Cultured meat is an animal product, produced in vitro and is not a part of any living animal. Cultured meat research was initiated by NASA for long space voyages. Even though there are several ongoing researches on cultured meat, it is not yet ready for public consumption. Goldfish and lamb were the first meats successfully cultured in the laboratory. Rationales for cultured meat production are: sustainability, animal welfare,  and environmental burden, while global demand for meat is estimated to double by 2050. Conventional meat production accounts for significant % greenhouse gas emissions: carbon dioxide-9%, methane-39%, and nitrous oxide-65%. It also requires vast land usage and consumption of water, and energy. Cultured meat could reduce energy consumption by 40%, land usage by 99%, water consumption by 90%, and greenhouse gas emissions by 90% compared to conventional meat. Consumption of red meat is associated with health problems such as cardiovascular disease, diabetes, and colorectal cancer. Better control of composition in cultured meat would be helpful in preventing some diseases caused by meat. Moreover, researchers have recommended that omega-3 fatty acids be added to cultured meat as a health benefit. Finally, cultured meat production may decrease the exposure of meat to bacteria, pathogens and diseases.

Cultured meat production methods

Stem cell isolation and identification, in vitro cell culture, and tissue engineering are key techniques which allow us to generate skeletal muscle and mesenchymal tissues. Furthermore, culturing cells would enable design and production of novel products.

Skeletal muscle cells and proteins are mandatory for cultured meat production. Muscles consist of muscle fibers with multiple nuclei, which proliferate when their precursor cells fuse. Embryonic stem cells, satellite cells, and specialized cells in muscle tissue can be a good source for muscle cells. Muscles can be mechanically stretched and exercised for proper development. Satellite cells, in sufficient numbers, differentiate into myotubes and myofibrils.
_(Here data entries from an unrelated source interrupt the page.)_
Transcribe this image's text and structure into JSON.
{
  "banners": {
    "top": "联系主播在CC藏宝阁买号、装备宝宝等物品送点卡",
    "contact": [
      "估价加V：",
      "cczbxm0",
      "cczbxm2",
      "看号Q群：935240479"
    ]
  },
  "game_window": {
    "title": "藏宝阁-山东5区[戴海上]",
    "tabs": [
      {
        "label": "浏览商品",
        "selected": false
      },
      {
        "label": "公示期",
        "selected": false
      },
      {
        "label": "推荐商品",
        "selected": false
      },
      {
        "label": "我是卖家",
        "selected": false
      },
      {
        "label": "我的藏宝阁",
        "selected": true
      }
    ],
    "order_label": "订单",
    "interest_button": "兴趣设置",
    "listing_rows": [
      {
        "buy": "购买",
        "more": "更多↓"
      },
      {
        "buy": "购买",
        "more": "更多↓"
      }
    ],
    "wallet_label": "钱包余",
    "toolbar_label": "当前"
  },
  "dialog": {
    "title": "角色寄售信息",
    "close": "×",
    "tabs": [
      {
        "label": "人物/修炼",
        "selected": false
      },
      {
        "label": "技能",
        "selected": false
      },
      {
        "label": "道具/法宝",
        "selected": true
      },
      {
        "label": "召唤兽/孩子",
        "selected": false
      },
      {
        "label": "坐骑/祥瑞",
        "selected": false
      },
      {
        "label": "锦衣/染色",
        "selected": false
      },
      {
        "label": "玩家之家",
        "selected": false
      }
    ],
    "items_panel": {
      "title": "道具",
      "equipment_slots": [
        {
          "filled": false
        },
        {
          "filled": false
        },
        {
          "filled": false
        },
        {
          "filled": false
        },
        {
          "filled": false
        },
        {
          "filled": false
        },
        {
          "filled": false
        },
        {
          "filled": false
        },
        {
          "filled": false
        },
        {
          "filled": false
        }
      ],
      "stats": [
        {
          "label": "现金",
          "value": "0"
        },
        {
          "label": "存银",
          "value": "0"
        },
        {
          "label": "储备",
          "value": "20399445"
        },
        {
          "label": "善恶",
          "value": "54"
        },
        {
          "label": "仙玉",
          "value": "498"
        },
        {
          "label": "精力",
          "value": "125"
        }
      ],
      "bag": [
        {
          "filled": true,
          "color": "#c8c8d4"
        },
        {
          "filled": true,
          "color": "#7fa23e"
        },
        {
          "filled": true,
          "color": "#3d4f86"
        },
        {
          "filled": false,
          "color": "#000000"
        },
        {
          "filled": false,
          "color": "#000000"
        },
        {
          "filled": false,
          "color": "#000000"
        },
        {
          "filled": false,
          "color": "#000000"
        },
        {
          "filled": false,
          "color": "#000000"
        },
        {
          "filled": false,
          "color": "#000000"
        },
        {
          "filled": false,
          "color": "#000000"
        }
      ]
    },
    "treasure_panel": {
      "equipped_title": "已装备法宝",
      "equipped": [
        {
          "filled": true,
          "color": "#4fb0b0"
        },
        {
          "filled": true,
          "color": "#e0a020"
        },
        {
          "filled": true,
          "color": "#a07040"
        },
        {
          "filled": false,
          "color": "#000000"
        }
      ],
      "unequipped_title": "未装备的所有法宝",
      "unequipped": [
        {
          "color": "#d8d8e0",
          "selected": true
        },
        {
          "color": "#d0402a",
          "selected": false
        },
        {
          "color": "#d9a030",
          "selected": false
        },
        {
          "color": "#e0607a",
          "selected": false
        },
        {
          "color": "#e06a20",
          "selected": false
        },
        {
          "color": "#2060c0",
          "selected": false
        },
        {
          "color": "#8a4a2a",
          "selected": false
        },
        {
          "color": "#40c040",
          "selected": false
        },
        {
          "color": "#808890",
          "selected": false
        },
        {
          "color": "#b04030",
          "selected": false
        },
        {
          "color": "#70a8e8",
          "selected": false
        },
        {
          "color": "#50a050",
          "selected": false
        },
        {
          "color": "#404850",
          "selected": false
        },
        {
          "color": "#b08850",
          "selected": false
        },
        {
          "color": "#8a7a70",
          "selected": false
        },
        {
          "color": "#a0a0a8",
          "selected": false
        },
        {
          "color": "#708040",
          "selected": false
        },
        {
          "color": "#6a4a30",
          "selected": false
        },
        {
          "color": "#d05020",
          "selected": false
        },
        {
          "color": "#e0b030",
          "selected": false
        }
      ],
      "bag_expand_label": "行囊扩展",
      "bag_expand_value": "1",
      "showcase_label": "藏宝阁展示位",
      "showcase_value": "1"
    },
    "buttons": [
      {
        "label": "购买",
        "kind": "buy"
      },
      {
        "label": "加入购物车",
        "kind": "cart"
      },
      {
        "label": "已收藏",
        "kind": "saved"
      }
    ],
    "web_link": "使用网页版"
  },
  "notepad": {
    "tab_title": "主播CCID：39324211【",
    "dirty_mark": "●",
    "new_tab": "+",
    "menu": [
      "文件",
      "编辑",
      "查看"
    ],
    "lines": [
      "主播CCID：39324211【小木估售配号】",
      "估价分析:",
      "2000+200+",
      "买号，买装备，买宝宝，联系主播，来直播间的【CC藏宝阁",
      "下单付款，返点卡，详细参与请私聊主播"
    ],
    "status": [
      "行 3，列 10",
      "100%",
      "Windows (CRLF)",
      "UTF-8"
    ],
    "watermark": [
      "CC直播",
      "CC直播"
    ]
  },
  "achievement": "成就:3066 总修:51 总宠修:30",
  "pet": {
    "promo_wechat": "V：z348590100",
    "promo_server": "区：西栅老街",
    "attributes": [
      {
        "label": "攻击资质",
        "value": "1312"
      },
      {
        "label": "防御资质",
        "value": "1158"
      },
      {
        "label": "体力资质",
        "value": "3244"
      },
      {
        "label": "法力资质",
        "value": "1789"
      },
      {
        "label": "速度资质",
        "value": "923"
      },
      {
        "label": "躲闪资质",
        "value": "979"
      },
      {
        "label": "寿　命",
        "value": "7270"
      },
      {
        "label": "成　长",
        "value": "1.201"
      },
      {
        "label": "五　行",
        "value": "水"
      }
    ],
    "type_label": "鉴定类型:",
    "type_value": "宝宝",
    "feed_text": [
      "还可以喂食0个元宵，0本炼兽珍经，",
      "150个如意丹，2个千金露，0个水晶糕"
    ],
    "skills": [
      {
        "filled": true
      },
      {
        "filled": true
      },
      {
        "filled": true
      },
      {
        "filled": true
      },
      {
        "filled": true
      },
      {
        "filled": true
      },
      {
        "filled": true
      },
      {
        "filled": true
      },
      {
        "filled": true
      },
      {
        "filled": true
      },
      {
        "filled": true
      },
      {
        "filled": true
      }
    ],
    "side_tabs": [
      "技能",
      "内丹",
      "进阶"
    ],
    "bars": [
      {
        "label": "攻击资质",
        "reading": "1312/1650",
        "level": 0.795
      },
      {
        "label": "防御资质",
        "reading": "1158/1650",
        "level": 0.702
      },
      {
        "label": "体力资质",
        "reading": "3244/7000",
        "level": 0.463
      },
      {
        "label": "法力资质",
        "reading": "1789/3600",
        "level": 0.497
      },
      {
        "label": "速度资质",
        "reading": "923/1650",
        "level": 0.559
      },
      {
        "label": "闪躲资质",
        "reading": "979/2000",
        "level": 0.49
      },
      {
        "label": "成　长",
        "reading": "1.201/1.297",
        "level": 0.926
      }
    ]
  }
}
Some satellite cells have better regenerative capacity, and are preferred for skeletal muscle tissue engineering.

Stem cells have the unique capacity to remain in an undifferentiated state even when their numbers are substantial. Several stem cells have been identified for cultured meat: embryonic stem cells derived from preimplantation embryos, adult stem cells derived from postnatal tissue.

Co-cultures are two different cell types in a shared medium, where the physical contact between cell types might have an influence on the cellular function. One method of co-culture grows one type of cell on a permeable membrane which is suspended in a shared common medium with a second cell type that prevents cell-cell contact. This arrangement is used to study the effects of soluble, cell-specific, and secretion products on adjacent cell types. Therefore, co-culture systems closely mimic the in vivo cellular physiology and interactions in biological experiments.

Co-culturing myoblasts and fibroblasts is a major technique in cultured meat production. A co-culture of the human skeletal muscle myoblasts and fibroblasts was carried out on a dendrimer-immobilized surface. Morphological alterations by cytoskeletal variation were observed, compared with the conventional tissue culture surface. Biochemical markers related to the formation and regulation of muscle and fat are investigated, including calpains, caspases, heat-shock proteins, and myogenic and adipogenic marker genes . Stress is also known to play a crucial role in muscle and fat mass and quality; therefore they investigated the effect of stress hormones such as cortisol and epinephrine on these biochemical markers.


Cultured meat should display the qualities of conventional meat such as visual appearance, smell, texture, and taste. Taste is species specific, each composed of more than 1000 water soluble and fat-derived components. Hence, it is more difficult to mimic in cultured meat. Efficiency and bio-conversion rate are very important for the development of sustainable meat product. The low bio-conversion rate (15%) in pigs and cows offers a wide margin for improvement. Growth media should be inexpensive, environmentally friendly, plant derived and include a well balanced mixture of ingredients and growth factors.  Possible growth media have been identified for turkey, fish, sheep, and pig muscle cells. Bioreactors shoulds supply nutrients and oxygen to cells, which in vivo are supplied by by blood vessels. It is easy to make stem cells divide, but they must divide rapidly to produce firm meat. To conclude, cultured meat is possible with current technologies such as skeletal muscle tissue engineering, stem cell, cell co-culture, and tissue culture.